JBS Greeley Beef Plant
Hart Van Denburg/CPR News
The JBS Greeley Beef Plant on Friday April 3, 2020.

State health officials have shut down the JBS meatpacking plant in Greeley after dozens of workers there contracted COVID-19.

There are 43 confirmed positive cases among JBS workers. A second plant employee died last week, according to the Weld County Department of Health and Environment.

JBS has come under fire by the United Food and Comercial Workers Local 7, the union that represents most JBS workers, and the families of the workers. They both say the company failed to take sufficient action against COVID-19.

A new health department order published Monday instructs the plant to stay closed until it finishes testing its thousands of employees, disinfecting the facility and implementing social distancing practices.

Workers usually work shoulder-to-shoulder.

The plant will be closed for at least two weeks, JBS announced Monday, but the closure could extend longer if the company doesn't meet all the requirements.

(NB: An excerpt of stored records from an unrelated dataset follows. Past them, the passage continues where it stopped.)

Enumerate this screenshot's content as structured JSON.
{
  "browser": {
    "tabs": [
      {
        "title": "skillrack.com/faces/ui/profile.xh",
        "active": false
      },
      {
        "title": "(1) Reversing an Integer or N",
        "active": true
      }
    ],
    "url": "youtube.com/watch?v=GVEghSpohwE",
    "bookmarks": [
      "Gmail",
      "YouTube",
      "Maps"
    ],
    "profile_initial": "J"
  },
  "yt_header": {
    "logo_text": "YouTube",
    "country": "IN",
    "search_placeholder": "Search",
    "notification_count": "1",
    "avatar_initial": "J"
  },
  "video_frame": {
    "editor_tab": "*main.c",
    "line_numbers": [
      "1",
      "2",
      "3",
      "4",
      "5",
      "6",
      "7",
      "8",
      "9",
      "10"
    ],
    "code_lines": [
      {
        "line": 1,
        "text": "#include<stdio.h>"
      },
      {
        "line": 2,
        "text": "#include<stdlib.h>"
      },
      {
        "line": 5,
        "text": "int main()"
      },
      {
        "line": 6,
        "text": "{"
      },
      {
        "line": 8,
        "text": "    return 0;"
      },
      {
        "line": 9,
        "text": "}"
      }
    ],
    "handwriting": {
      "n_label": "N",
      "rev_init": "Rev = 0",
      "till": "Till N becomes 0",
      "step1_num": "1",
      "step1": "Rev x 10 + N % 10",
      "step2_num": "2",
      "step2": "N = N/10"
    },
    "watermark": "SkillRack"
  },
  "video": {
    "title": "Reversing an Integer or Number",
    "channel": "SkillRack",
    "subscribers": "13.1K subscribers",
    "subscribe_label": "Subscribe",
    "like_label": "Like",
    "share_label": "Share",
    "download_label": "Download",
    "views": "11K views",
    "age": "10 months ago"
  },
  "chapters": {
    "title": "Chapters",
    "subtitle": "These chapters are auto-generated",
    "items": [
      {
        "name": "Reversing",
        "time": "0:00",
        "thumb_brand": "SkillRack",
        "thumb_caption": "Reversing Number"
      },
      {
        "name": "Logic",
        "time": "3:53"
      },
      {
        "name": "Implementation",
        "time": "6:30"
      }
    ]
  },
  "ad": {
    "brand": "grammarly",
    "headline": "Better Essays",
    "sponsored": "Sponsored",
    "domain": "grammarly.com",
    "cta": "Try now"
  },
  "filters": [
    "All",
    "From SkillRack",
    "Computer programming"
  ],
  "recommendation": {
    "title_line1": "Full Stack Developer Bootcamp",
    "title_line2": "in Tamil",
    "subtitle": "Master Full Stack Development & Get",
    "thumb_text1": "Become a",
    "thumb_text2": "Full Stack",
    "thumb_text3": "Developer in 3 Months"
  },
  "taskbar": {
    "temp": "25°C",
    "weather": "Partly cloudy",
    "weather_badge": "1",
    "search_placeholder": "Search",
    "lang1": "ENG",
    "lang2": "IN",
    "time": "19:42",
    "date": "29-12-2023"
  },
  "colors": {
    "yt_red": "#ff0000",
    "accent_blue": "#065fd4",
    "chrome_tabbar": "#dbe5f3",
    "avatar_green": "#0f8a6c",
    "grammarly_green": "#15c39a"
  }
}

Weld County health officials will be conducting random inspections of the plant to ensure the company is complying with the order.

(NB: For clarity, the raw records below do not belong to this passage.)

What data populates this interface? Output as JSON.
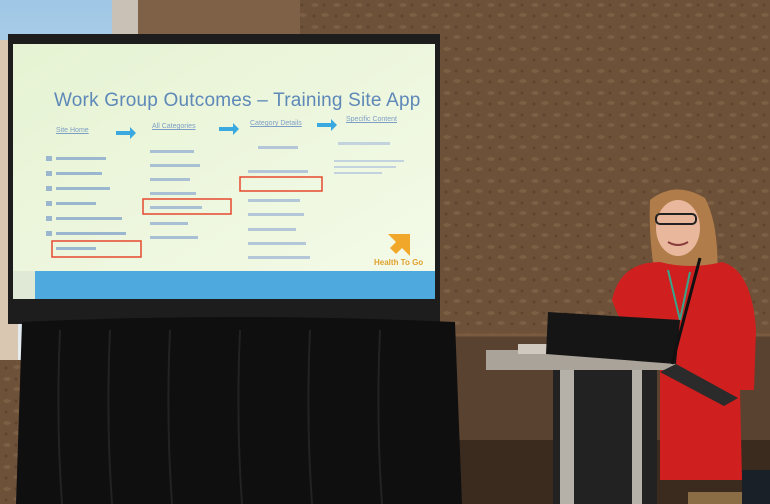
{
  "slide": {
    "title": "Work Group Outcomes – Training Site App",
    "steps": [
      "Site Home",
      "All Categories",
      "Category Details",
      "Specific Content"
    ],
    "brand": "Health To Go"
  },
  "colors": {
    "wall": "#6d5038",
    "screen": "#eef7d8",
    "slide_title": "#5d88b8",
    "arrow": "#39a9e0",
    "highlight": "#e5482e",
    "footer_bar": "#4da9de",
    "dress": "#cf1f1f"
  }
}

"While the Greeley beef facility is critical to the U.S. food supply and local producers, the continued spread of coronavirus in Weld County requires decisive action," said Andre Nogueira, the U.S. CEO of JBS, in a news release. "As a leading member of this community, we believe we must do our part to support our local health professionals and first responders leading the fight against coronavirus."

The company closed its plant in Pennsylvania last week because management employees there were showing flu-like symptoms, according to a company spokesperson.

The order was put together by the state and Weld County health departments. It says the testing program must include a symptom and exposure screening as well as ongoing testing and monitoring for employees that test negative.

JBS must also provide housing and leave for sick and exposed workers — at least seven days for isolation and 14 days for quarantine.

Housing must fulfill workers' access and functional needs, meals that accommodate dietary and religious standards, mental health support and technology for contact with family and religious practices, according to the order.

The order also says workers must have access to hard-to-find personal protective equipment, plus handwashing and sanitizing stations.

Bathrooms at JBS are often out of soap, worker Crystal Rodriguez said.

A major concern raised by the union was that the company did not communicate the risks of the coronavirus or ways to stay healthy to its employees. More than 30 languages are spoken at the Greeley plant, union president Kim Cordova said.

The state order commands the company to increase signage and communication about, "COVID-19 symptoms and the importance of social distancing, appropriate mask use, and hand hygiene in languages appropriate for workers in the facility." It also has to notify non-employees like cleaners and contractors about the outbreak and provide testing to those who need it.

The union has filed multiple safety complaints with the Occupational Safety and Health Administration, Cordova said.

Failure to comply with this health order could result in fines up to $1,000 and up to a year in county jail.

JBS said it has been following health guidelines and offering help for sick employees. The company also said it already adopted safety measures like increased sanitation; staggered starts, shifts and breaks; and temperature testing employees.